Opinion
2014-05-14
Robert C. Mitchell, Riverhead, N.Y. (Louis E. Mazzola of counsel), for appellant. Thomas J. Spota, District Attorney, Riverhead, N.Y. (Grazia DiVincenzo of counsel), for respondent.
Robert C. Mitchell, Riverhead, N.Y. (Louis E. Mazzola of counsel), for appellant.Thomas J. Spota, District Attorney, Riverhead, N.Y. (Grazia DiVincenzo of counsel), for respondent.
, J.P., CHERYL E. CHAMBERS, PLUMMER E. LOTT, and COLLEEN D. DUFFY, JJ.
Appeal by the defendant from a judgment of the County Court, Suffolk County (Cohen, J.), rendered March 23, 2011, convicting him of attempted murder in the second degree, criminal use of a firearm in the first degree, and criminal possession of a weapon in the second degree (two counts), upon a jury verdict, and imposing sentence.
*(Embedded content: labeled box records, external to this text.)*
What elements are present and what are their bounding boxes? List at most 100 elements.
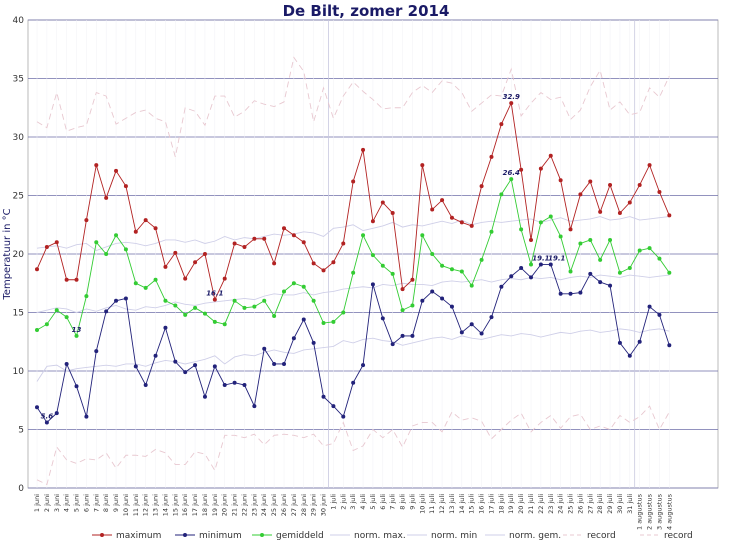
legend-item-2: gemiddeld <box>252 531 324 541</box>
x-tick-label-53: 24 juli <box>557 494 565 514</box>
legend-item-3: norm. max. <box>330 531 406 541</box>
point-0-63 <box>657 189 662 194</box>
point-2-25 <box>282 289 286 294</box>
point-1-17 <box>202 394 207 399</box>
point-2-32 <box>351 270 356 275</box>
point-2-39 <box>420 233 425 238</box>
point-2-20 <box>232 298 237 303</box>
point-2-16 <box>193 305 198 310</box>
point-0-22 <box>252 236 257 241</box>
x-tick-label-21: 22 juni <box>240 494 248 516</box>
point-2-40 <box>430 252 435 256</box>
point-2-57 <box>598 257 603 262</box>
point-0-4 <box>74 277 79 282</box>
point-1-58 <box>608 283 613 288</box>
point-1-37 <box>400 333 405 338</box>
point-0-6 <box>94 163 99 168</box>
x-tick-label-29: 30 juni <box>320 494 328 516</box>
point-2-43 <box>459 269 464 274</box>
point-0-44 <box>469 223 474 228</box>
point-2-8 <box>114 233 119 238</box>
point-2-55 <box>578 241 583 246</box>
point-0-13 <box>163 264 168 269</box>
point-1-33 <box>361 363 366 368</box>
point-0-27 <box>301 240 306 245</box>
series-layer <box>35 56 672 486</box>
series-5-norm-gem- <box>36 274 670 313</box>
point-1-22 <box>252 404 257 409</box>
point-1-63 <box>657 312 662 317</box>
point-0-29 <box>321 268 326 273</box>
y-tick-label-8: 40 <box>13 16 25 26</box>
point-2-34 <box>370 253 375 258</box>
point-1-61 <box>637 339 642 344</box>
point-0-33 <box>361 147 366 152</box>
x-tick-label-28: 29 juni <box>310 494 318 516</box>
x-tick-label-5: 6 juni <box>82 494 90 512</box>
y-tick-label-3: 15 <box>13 309 24 319</box>
legend-label-4: norm. min <box>431 531 477 541</box>
x-tick-label-0: 1 juni <box>33 494 41 512</box>
point-2-27 <box>301 284 306 289</box>
point-1-42 <box>449 304 454 309</box>
point-0-5 <box>84 218 89 223</box>
point-2-36 <box>390 271 395 276</box>
point-1-30 <box>331 404 336 409</box>
x-tick-label-13: 14 juni <box>161 494 169 516</box>
point-1-29 <box>321 394 326 399</box>
point-0-18 <box>212 297 217 302</box>
point-2-14 <box>173 303 178 308</box>
x-tick-label-47: 18 juli <box>497 494 505 514</box>
legend-item-4: norm. min <box>407 531 477 541</box>
point-0-58 <box>608 182 613 187</box>
y-tick-label-7: 35 <box>13 75 24 85</box>
legend-item-1: minimum <box>175 531 242 541</box>
point-2-60 <box>627 266 632 271</box>
point-0-11 <box>143 218 148 223</box>
x-tick-label-59: 30 juli <box>616 494 624 514</box>
point-2-44 <box>469 283 474 288</box>
x-tick-label-49: 20 juli <box>517 494 525 514</box>
x-tick-label-16: 17 juni <box>191 494 199 516</box>
point-0-45 <box>479 184 484 189</box>
point-1-62 <box>647 304 652 309</box>
point-1-14 <box>173 359 178 364</box>
x-tick-label-34: 5 juli <box>369 494 377 510</box>
point-0-41 <box>440 198 445 203</box>
point-2-35 <box>380 263 385 268</box>
point-2-5 <box>84 294 89 299</box>
x-tick-label-32: 3 juli <box>349 494 357 510</box>
point-2-18 <box>212 319 217 324</box>
y-tick-label-2: 10 <box>13 367 25 377</box>
point-0-3 <box>64 277 69 282</box>
x-tick-label-62: 2 augustus <box>646 493 654 530</box>
point-2-1 <box>44 322 49 327</box>
point-2-3 <box>64 315 69 320</box>
point-1-55 <box>578 290 583 295</box>
x-tick-label-51: 22 juli <box>537 494 545 514</box>
x-tick-label-60: 31 juli <box>626 494 634 514</box>
point-0-50 <box>529 237 533 242</box>
point-1-49 <box>519 266 524 271</box>
point-2-52 <box>548 214 553 219</box>
x-tick-label-56: 27 juli <box>586 494 594 514</box>
point-1-23 <box>262 346 267 351</box>
chart-title: De Bilt, zomer 2014 <box>283 2 450 20</box>
point-2-42 <box>449 267 454 272</box>
point-0-19 <box>222 276 227 281</box>
point-2-10 <box>133 281 138 286</box>
x-tick-label-35: 6 juli <box>379 494 387 510</box>
point-0-39 <box>420 163 425 168</box>
point-0-54 <box>568 227 573 232</box>
point-1-18 <box>212 364 217 369</box>
point-1-15 <box>183 370 188 375</box>
series-6-record <box>36 56 670 158</box>
y-axis-label: Temperatuur in °C <box>2 208 13 300</box>
x-tick-label-31: 2 juli <box>339 494 347 510</box>
point-1-27 <box>301 317 306 322</box>
point-1-24 <box>272 361 277 366</box>
x-tick-label-3: 4 juni <box>63 494 71 512</box>
point-2-51 <box>538 220 543 225</box>
annotation-3: 32.9 <box>503 93 520 101</box>
point-2-11 <box>143 285 148 290</box>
ORDERED that the judgment is affirmed.
Contrary to the defendant's contention, the prosecutor offered a race-neutral explanation for exercising a peremptory challenge as to prospective juror number 6 in the third round of jury selection ( see Purkett v. Elem, 514 U.S. 765, 767–768, 115 S.Ct. 1769, 131 L.Ed.2d 834). The burden then shifted to the defendant to demonstrate that the proffered explanation was a pretext for discrimination, and he failed to carry that burden ( see People v. Norris, 98 A.D.3d 586, 949 N.Y.S.2d 472;People v. Celestine, 243 A.D.2d 485, 486, 665 N.Y.S.2d 278). The defendant's challenge to the prosecutor's use of a peremptory challenge as to prospective juror number 18 in the first round of jury selection is unpreserved for appellate review ( see People v. Lugo, 69 A.D.3d 654, 893 N.Y.S.2d 173;People v. Patterson, 40 A.D.3d 659, 833 N.Y.S.2d 411), and, in any event, without merit ( see People v. Richie, 217 A.D.2d 84, 89, 635 N.Y.S.2d 263).
The Supreme Court properly admitted into evidence certain recorded telephone conversations in which the defendant tried to dissuade a witness from testifying at his trial, as that evidence constituted consciousness of guilt ( see People v. Shilitano, 218 N.Y. 161, 179, 112 N.E. 733;People v. Marcus, 101 A.D.3d 1046, 1048, 956 N.Y.S.2d 167;People v. Haigler, 44 A.D.3d 329, 843 N.Y.S.2d 36). The defendant's contention that the admission of this evidence violated his right of confrontation is without merit ( see generally Crawford v. Washington, 541 U.S. 36, 124 S.Ct. 1354, 158 L.Ed.2d 177).
Viewing the evidence in the light most favorable to the prosecution ( see People v. Contes, 60 N.Y.2d 620, 467 N.Y.S.2d 349, 454 N.E.2d 932), we find that it was legally sufficient to establish the defendant's guilt beyond a reasonable doubt. Moreover, in fulfilling our responsibility to conduct an independent review of the weight of the evidence ( seeCPL 470.15[5]; People v. Danielson, 9 N.Y.3d 342, 849 N.Y.S.2d 480, 880 N.E.2d 1), we nevertheless accord great deference to the jury's opportunity to view the witnesses, hear the testimony, and observe demeanor ( see People v. Mateo, 2 N.Y.3d 383, 410, 779 N.Y.S.2d 399, 811 N.E.2d 1053,cert. denied542 U.S. 946, 124 S.Ct. 2929, 159 L.Ed.2d 828;People v. Bleakley, 69 N.Y.2d 490, 495, 515 N.Y.S.2d 761, 508 N.E.2d 672). Upon reviewing the record here, we are satisfied that the verdict of guilt was not against the weight of the evidence ( see People v. Romero, 7 N.Y.3d 633, 826 N.Y.S.2d 163, 859 N.E.2d 902).
The sentence imposed was not excessive ( see People v. Suitte, 90 A.D.2d 80, 455 N.Y.S.2d 675).
The defendant's remaining contentions are unpreserved for appellate review and, in any event, without merit.